With the dark winter nights fast approaching what better time to discuss a topic which is particularly relevant at this time of year. By now may of you will be aware of the new recommendations from the governments advisory committee on nutrition that advise everybody to consider taking vitamin D supplements over the Winter months. Whilst the recommendations have been somewhat exaggerated by some newspapers, such as the Express whose headline “everyone should take vitamin D” is not completely accurate. The new recommendations advise that adults and children over the age of one year should consider taking vitamin D supplementation of 10 micrograms per day, particularly over autumn and winter. Those people who are at high-risk of vitamin D deficiency, such as those who are immobile, live in care homes, or those who cover themselves when they are outside should consider taking supplementation all year round. Children under the age of one year should receive vitamin D supplementation at a daily dose of 8.5-10mcg daily but this may not be necessary if the baby receives over 500ml of infant formula daily as these products are fortified.

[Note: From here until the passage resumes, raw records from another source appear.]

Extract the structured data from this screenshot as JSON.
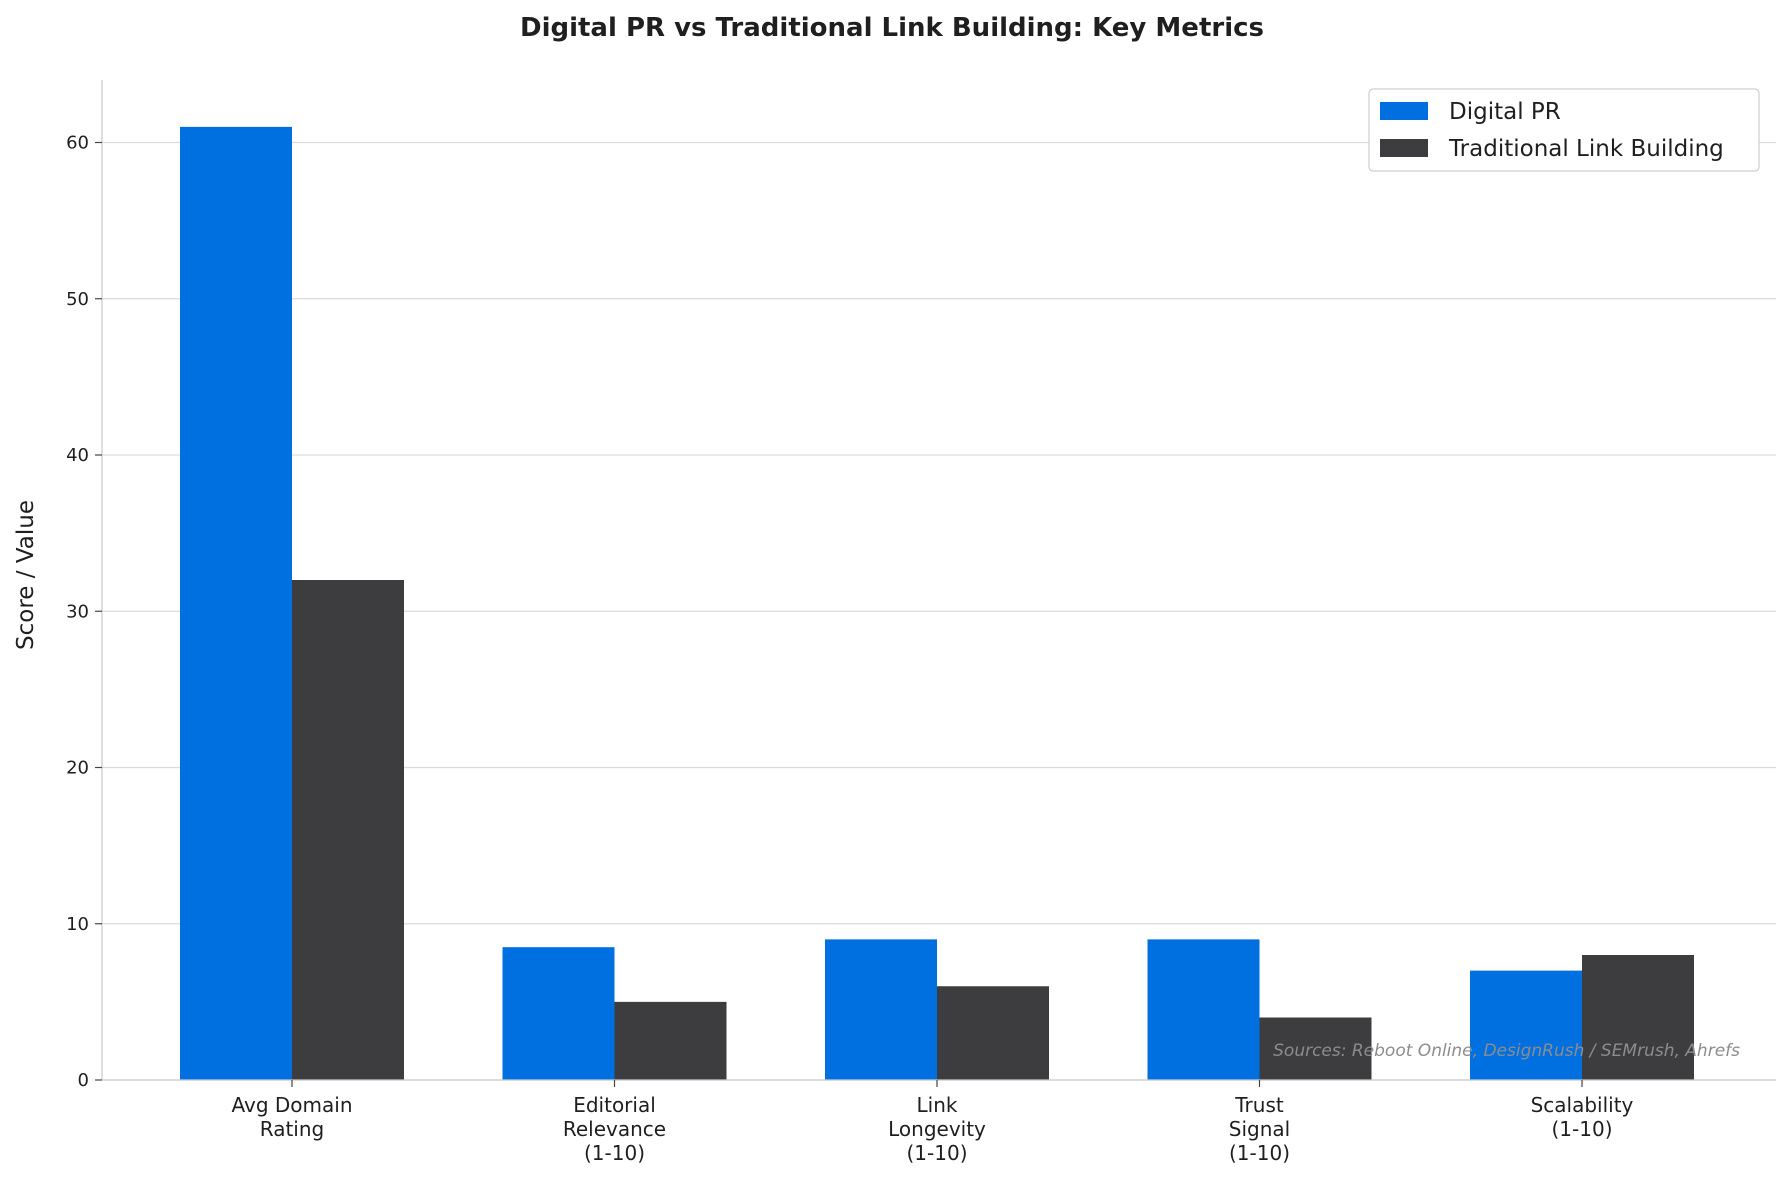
{
  "chart_data": {
    "type": "bar",
    "title": "Digital PR vs Traditional Link Building: Key Metrics",
    "xlabel": "",
    "ylabel": "Score / Value",
    "categories": [
      [
        "Avg Domain",
        "Rating"
      ],
      [
        "Editorial",
        "Relevance",
        "(1-10)"
      ],
      [
        "Link",
        "Longevity",
        "(1-10)"
      ],
      [
        "Trust",
        "Signal",
        "(1-10)"
      ],
      [
        "Scalability",
        "(1-10)"
      ]
    ],
    "series": [
      {
        "name": "Digital PR",
        "color": "#0070e0",
        "values": [
          61,
          8.5,
          9,
          9,
          7
        ]
      },
      {
        "name": "Traditional Link Building",
        "color": "#3d3d3f",
        "values": [
          32,
          5,
          6,
          4,
          8
        ]
      }
    ],
    "ylim": [
      0,
      64
    ],
    "yticks": [
      0,
      10,
      20,
      30,
      40,
      50,
      60
    ],
    "grid": "horizontal",
    "legend_position": "top-right",
    "source_note": "Sources: Reboot Online, DesignRush / SEMrush, Ahrefs"
  }
}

One in five people have low vitamin D levels and for practising pharmacists it is becoming increasingly common to be presented with a prescription for colecalciferol. But why is vitamin D deficiency so prevalent over the winter months?

Vitamin D is found in foods like red meat, oily fish, egg yolks, and cereals. However, it is difficult to obtain sufficient vitamin D from diet alone. Instead, the action of sunlight on the skin is the primary means of obtaining vitamin D. Unfortunately during the autumn and winter months sunlight is often not of sufficient intensity to produce enough vitamin D. As yet, it is unclear how much time is needed in the sun to produce enough vitamin D and indeed there are many factors that determine the rate of vitamin D production, such as skin colour and amount of skin that is exposed to sunlight. And whilst exposure to sunlight is necessary for vitamin D production, patients should be careful to avoid unnecessary or excessive exposure that may result in sunburn and skin damage, thereby increasing cancer risk.

Vitamin D helps to regulate the amount of calcium and phosphate in the body which in turn maintains the structure, integrity and function of the bones, teeth, and muscles. Inadequate levels of vitamin D can lead to rickets in children and osteomalacia (bone pain and tenderness) in adults

With 1.6 million people visiting a pharmacy each day in England alone, pharmacists are in an ideal position to educate the public about the new recommendations to prevent vitamin D deficiency in the first instance.